North by Northwest (1959) – As I said elsewhere right after I finished watching it, North by Northwest is basically just the template for every action/adventure-type movie that has been made since. As such, again, it feels very familiar in a lot of places, though never stale for all that. The most impressive moments for me weren’t any of the by-now famous set pieces (though I can see why they would have been when I wasn’t familiar with a hundred thousand re-iterations of them since), but the less-famous explosive end of the well-known crop duster scene, and the incredibly sultry dialogue between Cary Grant and Eva Marie Saint. I have seen actual sex that contained less sex than that dialogue!

Psycho (1960) – I had steeled myself to be disappointed by Psycho. While almost all the other movies on this list were full of familiar elements, Psycho was a movie that I had, for all intents and purposes, already seen. Every frame and moment and line and shot of it has been called out in other movies, rehashed, reiterated, dissected, reproduced. I’ve even seen the 1998 Gus Van Sant remake, which I’m told is very close to shot-for-shot. (I don’t really remember it well enough to say for certain how closely it hews, though I can safely say that it’s nowhere near as good.) But I wasn’t disappointed, at all. Psycho is magic, an absolute masterpiece, maybe the most impressive movie on the list, and a stunning film that no amount of familiarity could dull. Anthony Perkins was a particular standout, giving one of the best performances in a month of movies full of fantastic performances. Pretty much every movie on this list is a classic, and probably every one of them rightly so, but Psycho might be the classicest.

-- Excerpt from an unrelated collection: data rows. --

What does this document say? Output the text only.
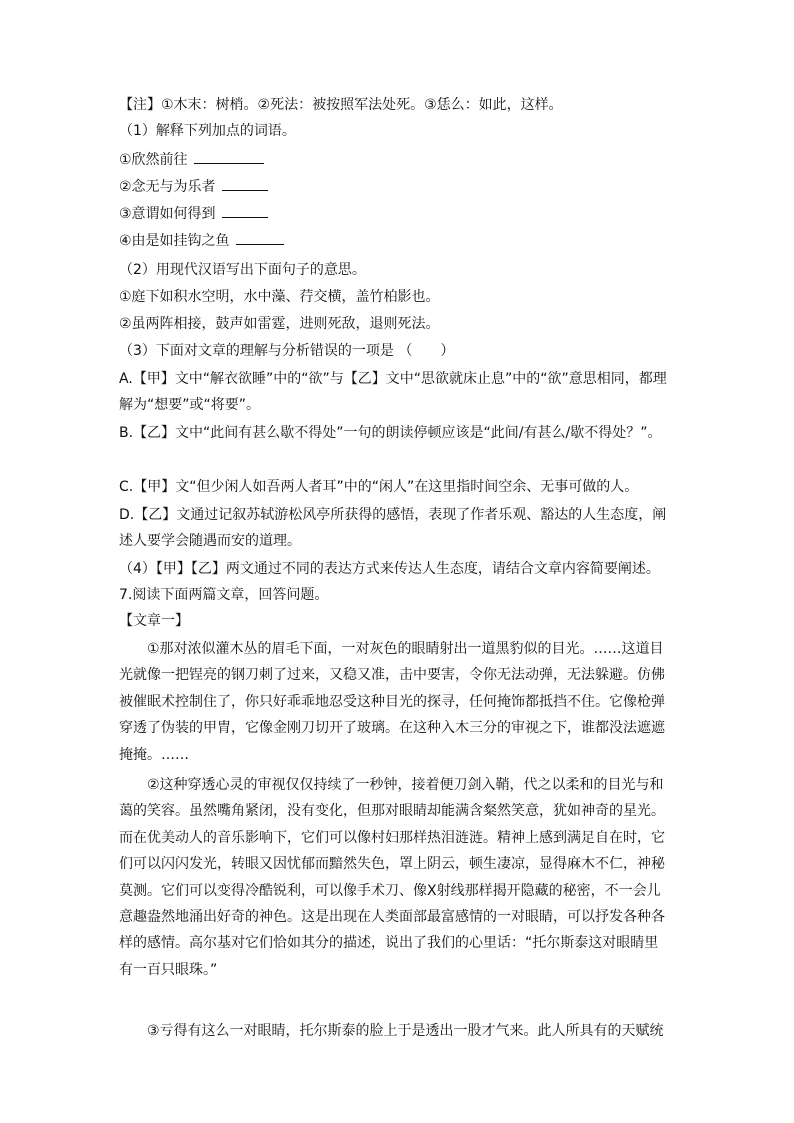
【注】①木末：树梢。②死法：被按照军法处死。③恁么：如此，这样。
（1）解释下列加点的词语。
①欣然前往
②念无与为乐者
③意谓如何得到
④由是如挂钩之鱼
（2）用现代汉语写出下面句子的意思。
①庭下如积水空明，水中藻、荇交横，盖竹柏影也。
②虽两阵相接，鼓声如雷霆，进则死敌，退则死法。
（3）下面对文章的理解与分析错误的一项是 （　　）
A.【甲】文中“解衣欲睡”中的“欲”与【乙】文中“思欲就床止息”中的“欲”意思相同，都理解为“想要”或“将要”。
B.【乙】文中“此间有甚么歇不得处”一句的朗读停顿应该是“此间/有甚么/歇不得处？”。
C.【甲】文“但少闲人如吾两人者耳”中的“闲人”在这里指时间空余、无事可做的人。
D.【乙】文通过记叙苏轼游松风亭所获得的感悟，表现了作者乐观、豁达的人生态度，阐述人要学会随遇而安的道理。
（4）【甲】【乙】两文通过不同的表达方式来传达人生态度，请结合文章内容简要阐述。
7.阅读下面两篇文章，回答问题。
【文章一】
①那对浓似灌木丛的眉毛下面，一对灰色的眼睛射出一道黑豹似的目光。……这道目光就像一把锃亮的钢刀刺了过来，又稳又准，击中要害，令你无法动弹，无法躲避。仿佛被催眠术控制住了，你只好乖乖地忍受这种目光的探寻，任何掩饰都抵挡不住。它像枪弹穿透了伪装的甲胄，它像金刚刀切开了玻璃。在这种入木三分的审视之下，谁都没法遮遮掩掩。……
②这种穿透心灵的审视仅仅持续了一秒钟，接着便刀剑入鞘，代之以柔和的目光与和蔼的笑容。虽然嘴角紧闭，没有变化，但那对眼睛却能满含粲然笑意，犹如神奇的星光。而在优美动人的音乐影响下，它们可以像村妇那样热泪涟涟。精神上感到满足自在时，它们可以闪闪发光，转眼又因忧郁而黯然失色，罩上阴云，顿生凄凉，显得麻木不仁，神秘莫测。它们可以变得冷酷锐利，可以像手术刀、像X射线那样揭开隐藏的秘密，不一会儿意趣盎然地涌出好奇的神色。这是出现在人类面部最富感情的一对眼睛，可以抒发各种各样的感情。高尔基对它们恰如其分的描述，说出了我们的心里话：“托尔斯泰这对眼睛里有一百只眼珠。”
③亏得有这么一对眼睛，托尔斯泰的脸上于是透出一股才气来。此人所具有的天赋统
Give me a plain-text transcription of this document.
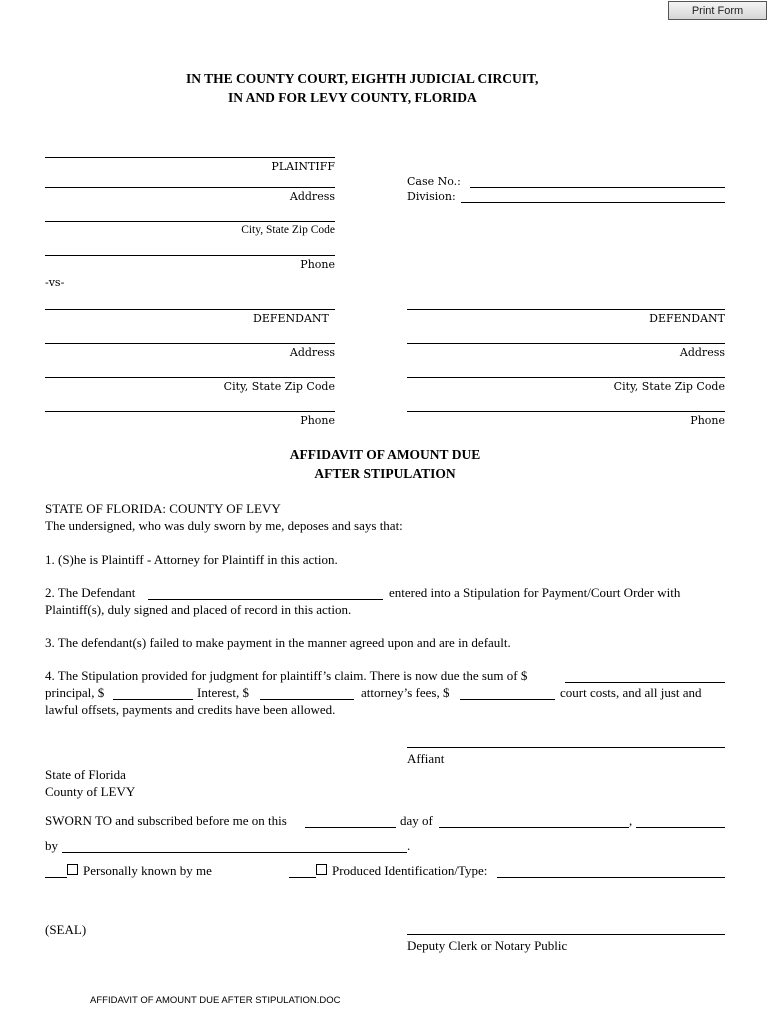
Print Form
IN THE COUNTY COURT, EIGHTH JUDICIAL CIRCUIT,
IN AND FOR LEVY COUNTY, FLORIDA
PLAINTIFF
Address
City, State Zip Code
Phone
Case No.:
Division:
-vs-
DEFENDANT
Address
City, State Zip Code
Phone
DEFENDANT
Address
City, State Zip Code
Phone
AFFIDAVIT OF AMOUNT DUE
AFTER STIPULATION
STATE OF FLORIDA: COUNTY OF LEVY
The undersigned, who was duly sworn by me, deposes and says that:
1. (S)he is Plaintiff - Attorney for Plaintiff in this action.
2. The Defendant	entered into a Stipulation for Payment/Court Order with
Plaintiff(s), duly signed and placed of record in this action.
3. The defendant(s) failed to make payment in the manner agreed upon and are in default.
4. The Stipulation provided for judgment for plaintiff’s claim. There is now due the sum of $
principal, $	Interest, $	attorney’s fees, $	court costs, and all just and
lawful offsets, payments and credits have been allowed.
Affiant
State of Florida
County of LEVY
SWORN TO and subscribed before me on this	day of	,
by	.
Personally known by me	Produced Identification/Type:
(SEAL)
Deputy Clerk or Notary Public
AFFIDAVIT OF AMOUNT DUE AFTER STIPULATION.DOC
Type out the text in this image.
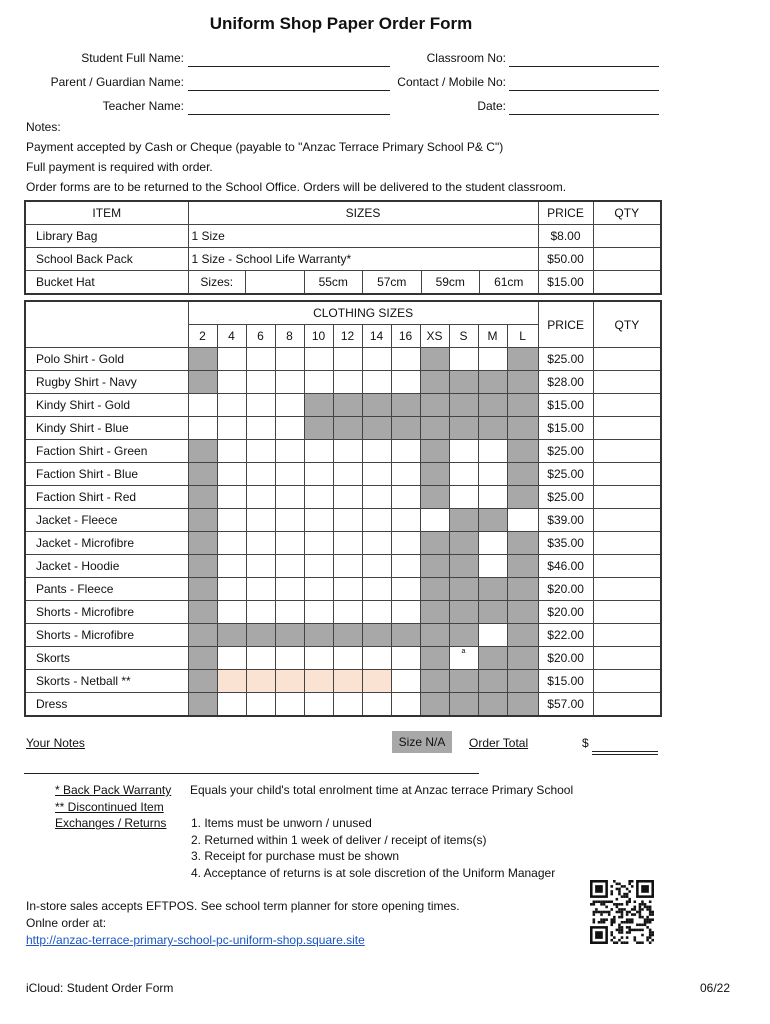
Uniform Shop Paper Order Form
Student Full Name:
Parent / Guardian Name:
Teacher Name:
Classroom No:
Contact / Mobile No:
Date:
Notes:
Payment accepted by Cash or Cheque (payable to "Anzac Terrace Primary School P& C")
Full payment is required with order.
Order forms are to be returned to the School Office. Orders will be delivered to the student classroom.
ITEM	SIZES	PRICE	QTY
Library Bag	1 Size	$8.00	
School Back Pack	1 Size - School Life Warranty*	$50.00	
Bucket Hat	Sizes: 55cm 57cm 59cm 61cm	$15.00	
	CLOTHING SIZES												PRICE	QTY
	2	4	6	8	10	12	14	16	XS	S	M	L		
Polo Shirt - Gold													$25.00	
Rugby Shirt - Navy													$28.00	
Kindy Shirt - Gold													$15.00	
Kindy Shirt - Blue													$15.00	
Faction Shirt - Green													$25.00	
Faction Shirt - Blue													$25.00	
Faction Shirt - Red													$25.00	
Jacket - Fleece													$39.00	
Jacket - Microfibre													$35.00	
Jacket - Hoodie													$46.00	
Pants - Fleece													$20.00	
Shorts - Microfibre													$20.00	
Shorts - Microfibre													$22.00	
Skorts										a			$20.00	
Skorts - Netball **													$15.00	
Dress													$57.00	
Your Notes	Size N/A	Order Total	$
* Back Pack Warranty Equals your child's total enrolment time at Anzac terrace Primary School
** Discontinued Item
Exchanges / Returns 1. Items must be unworn / unused
2. Returned within 1 week of deliver / receipt of items(s)
3. Receipt for purchase must be shown
4. Acceptance of returns is at sole discretion of the Uniform Manager
In-store sales accepts EFTPOS. See school term planner for store opening times.
Onlne order at:
http://anzac-terrace-primary-school-pc-uniform-shop.square.site
iCloud: Student Order Form	06/22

The Birds (1963) – The Birds, on the other hand, I was disappointed by. Which isn’t to say that the movie is bad, at all. It’s filled with great stuff, and Hitchcock’s technical virtuosity is still well on display. The shots of the birds flocking are justifiably famous, and lose none of their punch. And of course I love that there’s no real explanation given for what’s happening. (Who is surprised that I love that?) But The Birds also stumbles for me more often than any other movie on this list, and begins to contain more elements that I’m used to seeing and not particularly liking in horror movies, especially in some of the attack sequences, as the victims flail about and roll themselves around on things.

So that’s the list. There are, of course, a ton of other great Hitchcock pictures I could and should and someday will watch, but that’ll keep us for now. I think my favorites of the bunch were probably Dial M for Murder and Rope, simply for their stagebound, talky style of storytelling. Grace’s favorites were probably Dial MThe Lady Vanishes, and maybe an honorable mention for Strangers on a Train. We both agreed that the best of the bunch, by any kind of cumulative standard, was Psycho. Rear Window gets some kind of honorary statue for Best Set.